The grotesques of Rocca Sinibalda concentrate in the Library and in the Criminal’s Room, the first and third rooms in the Gallery. The two well-preserved cycles have been restored skilfully. Due to their quality and figurative richness, these beautiful and original grotesques safely compete with the more famous ones in Umbria and around Viterbo. Their inclusion within the narrative cycle of metamorphoses shaping the Piano Nobile amplifies their strength. They are not isolated ‘ornaments’ and ends in themselves, but the phrasing of a visual discourse around form, formlessness and morphing.

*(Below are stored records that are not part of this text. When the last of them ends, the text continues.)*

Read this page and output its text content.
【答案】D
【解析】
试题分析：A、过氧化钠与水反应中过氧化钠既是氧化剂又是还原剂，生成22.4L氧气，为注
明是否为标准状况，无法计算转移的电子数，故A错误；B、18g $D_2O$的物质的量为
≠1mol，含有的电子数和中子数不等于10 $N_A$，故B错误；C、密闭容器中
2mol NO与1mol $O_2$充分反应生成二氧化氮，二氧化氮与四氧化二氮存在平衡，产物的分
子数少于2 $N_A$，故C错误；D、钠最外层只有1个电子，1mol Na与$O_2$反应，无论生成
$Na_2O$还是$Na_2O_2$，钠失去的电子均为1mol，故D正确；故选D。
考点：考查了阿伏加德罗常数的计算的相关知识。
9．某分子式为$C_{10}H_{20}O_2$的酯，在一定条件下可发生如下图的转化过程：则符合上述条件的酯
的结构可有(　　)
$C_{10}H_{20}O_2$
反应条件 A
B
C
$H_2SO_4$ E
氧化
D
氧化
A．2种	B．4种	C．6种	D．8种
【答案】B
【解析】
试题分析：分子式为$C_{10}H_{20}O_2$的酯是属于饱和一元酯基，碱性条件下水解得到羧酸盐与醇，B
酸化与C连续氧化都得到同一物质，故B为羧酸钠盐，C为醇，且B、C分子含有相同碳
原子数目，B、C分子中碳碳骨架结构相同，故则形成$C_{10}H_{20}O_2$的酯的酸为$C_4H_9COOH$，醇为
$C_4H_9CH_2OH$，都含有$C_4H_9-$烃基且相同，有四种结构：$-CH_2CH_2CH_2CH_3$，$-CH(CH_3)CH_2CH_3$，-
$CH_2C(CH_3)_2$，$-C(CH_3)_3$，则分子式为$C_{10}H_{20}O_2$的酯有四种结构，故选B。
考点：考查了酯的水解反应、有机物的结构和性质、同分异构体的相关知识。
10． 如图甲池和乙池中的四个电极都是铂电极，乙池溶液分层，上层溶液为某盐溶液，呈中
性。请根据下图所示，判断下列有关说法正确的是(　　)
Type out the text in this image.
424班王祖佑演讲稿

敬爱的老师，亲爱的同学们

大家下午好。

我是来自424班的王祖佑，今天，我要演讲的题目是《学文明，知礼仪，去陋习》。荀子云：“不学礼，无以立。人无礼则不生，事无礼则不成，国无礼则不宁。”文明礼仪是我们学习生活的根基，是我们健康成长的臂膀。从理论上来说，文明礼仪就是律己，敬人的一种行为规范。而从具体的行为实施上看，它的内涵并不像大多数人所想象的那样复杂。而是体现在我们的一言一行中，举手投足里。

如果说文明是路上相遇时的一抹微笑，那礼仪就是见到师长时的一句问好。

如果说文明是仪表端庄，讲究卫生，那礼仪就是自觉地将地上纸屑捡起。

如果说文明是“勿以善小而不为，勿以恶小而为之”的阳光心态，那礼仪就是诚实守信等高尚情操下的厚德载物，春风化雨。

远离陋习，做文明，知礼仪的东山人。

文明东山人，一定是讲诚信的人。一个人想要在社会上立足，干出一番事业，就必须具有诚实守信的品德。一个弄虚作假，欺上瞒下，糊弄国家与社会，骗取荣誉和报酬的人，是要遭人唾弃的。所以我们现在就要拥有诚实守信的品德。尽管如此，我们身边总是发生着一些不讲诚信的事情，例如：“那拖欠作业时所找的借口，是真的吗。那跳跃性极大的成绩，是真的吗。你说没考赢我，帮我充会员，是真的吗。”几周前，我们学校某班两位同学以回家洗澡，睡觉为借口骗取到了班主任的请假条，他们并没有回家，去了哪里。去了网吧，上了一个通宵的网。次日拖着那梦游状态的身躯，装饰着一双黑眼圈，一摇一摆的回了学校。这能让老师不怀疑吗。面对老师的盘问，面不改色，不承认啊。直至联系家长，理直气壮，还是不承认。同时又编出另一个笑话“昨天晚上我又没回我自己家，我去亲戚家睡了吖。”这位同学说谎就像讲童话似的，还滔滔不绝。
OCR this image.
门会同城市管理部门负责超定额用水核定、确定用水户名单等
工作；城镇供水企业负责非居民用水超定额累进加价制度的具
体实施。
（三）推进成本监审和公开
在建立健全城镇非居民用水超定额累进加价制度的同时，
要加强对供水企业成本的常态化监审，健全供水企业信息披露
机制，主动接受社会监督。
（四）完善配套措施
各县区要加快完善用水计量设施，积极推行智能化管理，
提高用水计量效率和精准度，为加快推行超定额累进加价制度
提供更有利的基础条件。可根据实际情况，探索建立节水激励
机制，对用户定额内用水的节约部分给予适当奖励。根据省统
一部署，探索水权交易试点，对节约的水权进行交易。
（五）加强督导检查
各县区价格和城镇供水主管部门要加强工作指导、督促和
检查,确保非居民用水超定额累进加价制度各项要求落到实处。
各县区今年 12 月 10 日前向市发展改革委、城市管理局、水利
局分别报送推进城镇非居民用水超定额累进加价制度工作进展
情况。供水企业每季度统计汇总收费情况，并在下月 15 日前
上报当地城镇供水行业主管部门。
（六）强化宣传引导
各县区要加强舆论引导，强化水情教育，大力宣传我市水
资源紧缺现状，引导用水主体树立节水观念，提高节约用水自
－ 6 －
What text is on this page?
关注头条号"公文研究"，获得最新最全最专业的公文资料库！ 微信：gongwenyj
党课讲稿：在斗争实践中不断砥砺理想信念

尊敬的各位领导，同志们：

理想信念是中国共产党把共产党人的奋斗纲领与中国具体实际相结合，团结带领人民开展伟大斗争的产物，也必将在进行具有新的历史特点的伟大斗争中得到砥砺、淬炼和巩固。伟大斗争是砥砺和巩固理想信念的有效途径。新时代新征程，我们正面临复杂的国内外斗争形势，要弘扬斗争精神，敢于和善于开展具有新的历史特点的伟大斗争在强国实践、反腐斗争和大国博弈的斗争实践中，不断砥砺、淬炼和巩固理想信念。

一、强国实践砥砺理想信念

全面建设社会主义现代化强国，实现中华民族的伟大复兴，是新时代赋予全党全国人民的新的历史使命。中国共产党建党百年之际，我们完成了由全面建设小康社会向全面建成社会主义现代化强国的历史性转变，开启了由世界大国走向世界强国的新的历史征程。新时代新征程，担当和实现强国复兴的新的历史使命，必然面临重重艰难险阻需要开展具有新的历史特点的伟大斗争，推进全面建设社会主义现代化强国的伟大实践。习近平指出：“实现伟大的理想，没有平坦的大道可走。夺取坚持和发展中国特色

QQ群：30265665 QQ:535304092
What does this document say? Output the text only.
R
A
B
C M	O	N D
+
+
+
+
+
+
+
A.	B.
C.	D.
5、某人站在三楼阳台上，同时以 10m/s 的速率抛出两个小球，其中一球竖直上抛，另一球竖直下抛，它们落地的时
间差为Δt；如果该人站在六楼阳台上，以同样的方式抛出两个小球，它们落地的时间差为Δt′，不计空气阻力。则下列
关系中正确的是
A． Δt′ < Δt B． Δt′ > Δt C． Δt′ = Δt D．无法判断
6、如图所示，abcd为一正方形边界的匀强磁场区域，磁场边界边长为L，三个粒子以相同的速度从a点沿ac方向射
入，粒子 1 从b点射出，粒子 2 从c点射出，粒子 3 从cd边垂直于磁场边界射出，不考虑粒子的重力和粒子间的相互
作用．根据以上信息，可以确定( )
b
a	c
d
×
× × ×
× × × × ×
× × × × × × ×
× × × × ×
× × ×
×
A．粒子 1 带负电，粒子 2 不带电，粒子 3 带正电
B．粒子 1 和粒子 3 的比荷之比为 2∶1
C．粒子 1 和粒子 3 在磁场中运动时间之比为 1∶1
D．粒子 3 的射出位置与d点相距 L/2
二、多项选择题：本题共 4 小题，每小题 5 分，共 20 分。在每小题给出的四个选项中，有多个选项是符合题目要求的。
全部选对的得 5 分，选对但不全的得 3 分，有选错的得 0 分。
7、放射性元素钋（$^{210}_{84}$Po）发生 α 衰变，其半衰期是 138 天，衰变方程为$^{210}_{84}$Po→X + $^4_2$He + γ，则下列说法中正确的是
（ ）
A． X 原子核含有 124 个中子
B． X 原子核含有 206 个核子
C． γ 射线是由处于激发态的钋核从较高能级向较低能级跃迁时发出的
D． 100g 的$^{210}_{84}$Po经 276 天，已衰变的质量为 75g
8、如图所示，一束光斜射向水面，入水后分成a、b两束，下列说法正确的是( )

The Library’s grotesques cover the upper part of the four walls, just below the decorated wooden ceiling. In the Shaman’s Room, they do not act just as a visual support, counterpoint or ornament for other ‘serious’ pictorial cycles. They are the prevalent visual narrative, with the only exception of two realistic and mythological panels. Talamons, caryatids and other architectural paintings frame the sequences.
The Shaman’s grotesques include all the typical patterns of the late-Renaissance mannerist ‘grottesca’: the candelabra-like representations, the cherubs playing instruments or at play, sphinxes and other feminine monstrous combinations, exotic birds, phytomorphic details, ethereal shrubs, vines and trellises, veils and drapes, busts of male bodies on improbably slender square-coned columns.
Both the style and syntax correspond to the canon. Every grotesque encompasses an arrangement of heterogeneous and hybrid objects devoid of meaningful connections. Gravity is almost absent; unlikely bodies stand on impossible plinths, with groups of cherubs seemingly support them, or maybe pushing them to the ground. Elation and a colourful levity prevail, a feeling of freedom that doesn’t have to account to the patron or to reality. Everywhere the bright background of the white plaster. Unexplainable scenes pop up unpredictably: bulls’ sacrifices on classical altars, ellipses holding lake landscapes or blurred figures of a man and a woman (the patrons?), sexual innuendos, improbable warriors accompanied by lackadaisical cherubs. An amused or openly comical register pervades most of the scenes.
The artist is unknown. A first dating attempt is being conducted, which should help with the identification. One solid reference: the grotesques of the Shaman’s Room are subsequent to the completion of the renovation by Peruzzi, and can be situated between 1540 and 1570.